O boom da inteligência artificial está empurrando os data centers para além da parede térmica

À medida que os operadores de hiperescala correm para implementar infraestruturas cada vez mais robustas, as limitações térmicas dos centros de dados tradicionais estão a ser testadas, causando um aumento maciço na procura de tecnologias avançadas de arrefecimento.

De acordo com um novo relatório da Verified Market Reports, o mercado global de refrigeração de data centers foi avaliado em US$ 14,21 bilhões em 2024 e deverá atingir US$ 34,12 bilhões até 2033. Isso representa uma taxa composta de crescimento anual (CAGR) de 10,3% durante o período de previsão, uma trajetória impulsionada por uma mudança fundamental na construção e manutenção do backbone da Internet.

Este crescimento não é apenas uma expansão da capacidade; Isto é evolução técnica. A rápida adoção de cargas de trabalho de computação de alto desempenho (HPC) e de inteligência artificial está forçando a indústria a ir além dos métodos convencionais de resfriamento de ar em direção a arquiteturas líquidas e híbridas capazes de gerenciar densidades térmicas extremas.

A parede térmica

Durante décadas, os data centers contaram com pisos elevados e enormes aparelhos de ar condicionado para manter os servidores em temperaturas operacionais. No entanto, a última geração de silício, especialmente as unidades de processamento gráfico (GPUs) utilizadas para treinar grandes modelos de linguagem, gera calor que excede em muito as capacidades dos sistemas baseados em ar.

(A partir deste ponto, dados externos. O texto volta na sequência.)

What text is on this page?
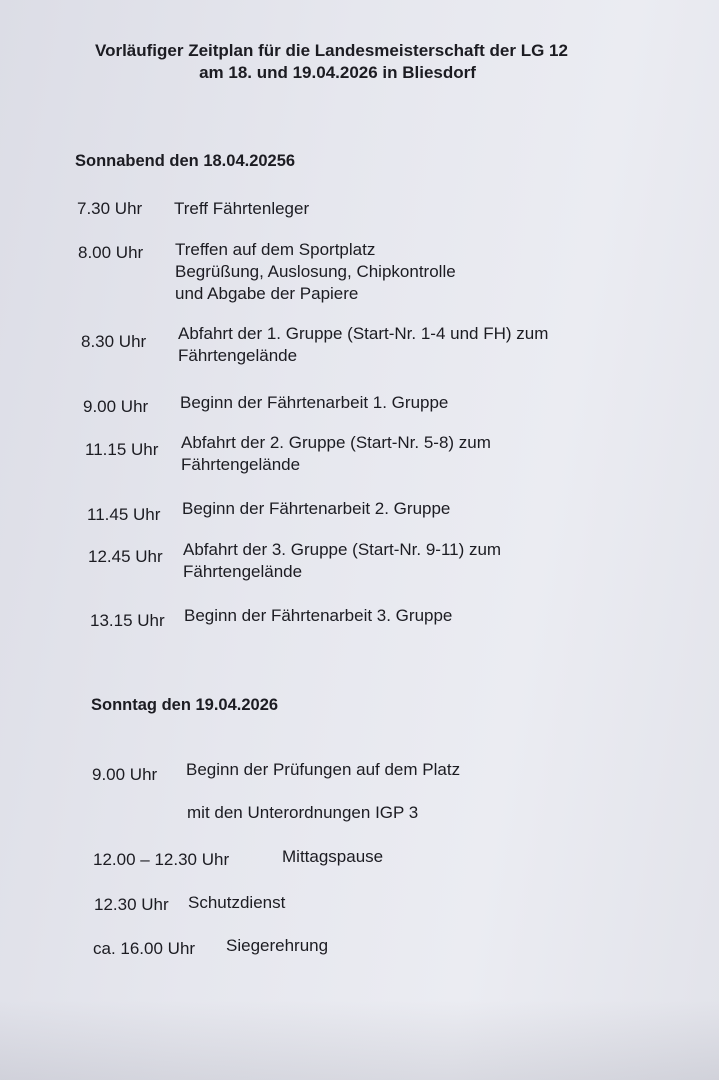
Vorläufiger Zeitplan für die Landesmeisterschaft der LG 12
am 18. und 19.04.2026 in Bliesdorf
Sonnabend den 18.04.20256
7.30 Uhr Treff Fährtenleger
8.00 Uhr Treffen auf dem Sportplatz
Begrüßung, Auslosung, Chipkontrolle
und Abgabe der Papiere
8.30 Uhr Abfahrt der 1. Gruppe (Start-Nr. 1-4 und FH) zum
Fährtengelände
9.00 Uhr Beginn der Fährtenarbeit 1. Gruppe
11.15 Uhr Abfahrt der 2. Gruppe (Start-Nr. 5-8) zum
Fährtengelände
11.45 Uhr Beginn der Fährtenarbeit 2. Gruppe
12.45 Uhr Abfahrt der 3. Gruppe (Start-Nr. 9-11) zum
Fährtengelände
13.15 Uhr Beginn der Fährtenarbeit 3. Gruppe
Sonntag den 19.04.2026
9.00 Uhr Beginn der Prüfungen auf dem Platz
mit den Unterordnungen IGP 3
12.00 – 12.30 Uhr	Mittagspause
12.30 Uhr Schutzdienst
ca. 16.00 Uhr Siegerehrung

As atuais densidades de rack em instalações de hiperescala excedem 20 a 30 quilowatts (kW) por rack, com alguns clusters de IA excedendo 100 kW. Nestes níveis, o resfriamento do ar torna-se ineficaz e economicamente inviável. O relatório identifica a “rápida expansão de instalações em hiperescala” como um importante catalisador, acelerando a demanda por tecnologias de resfriamento direto no chip e por imersão que possam lidar com a produção térmica dos chips da próxima geração.

Esta necessidade técnica cria uma clara lacuna no mercado. Enquanto as instalações antigas enfrentam dificuldades com a modernização, os novos edifícios são cada vez mais concebidos com infraestruturas isentas de líquidos.

Energia e regulação

O desafio do arrefecimento está indissociavelmente ligado à transição energética mais ampla. Os data centers estão a caminho de consumir mais de 1.000 terawatts-hora (TWh) de eletricidade em todo o mundo até 2026, de acordo com a Agência Internacional de Energia (AIE), o equivalente ao consumo total de eletricidade do Japão. Até 2030, a S&P Global Energy afirma que o consumo de energia dos data centers poderá atingir 2.200 TWh, ou o equivalente ao consumo de eletricidade da Índia. Os sistemas de refrigeração normalmente representam quase 40% do consumo total de energia de uma instalação.

Consumo de energia no data center

Como resultado, as métricas de eficiência, como a eficiência do uso de energia (PUE), passaram de metas de engenharia para imperativos de diretoria. O relatório observa que a dinâmica regulamentar na América do Norte e na Europa está a influenciar as decisões de investimento, com os governos a imporem normas mais rigorosas em matéria de relatórios energéticos e de desempenho ambiental.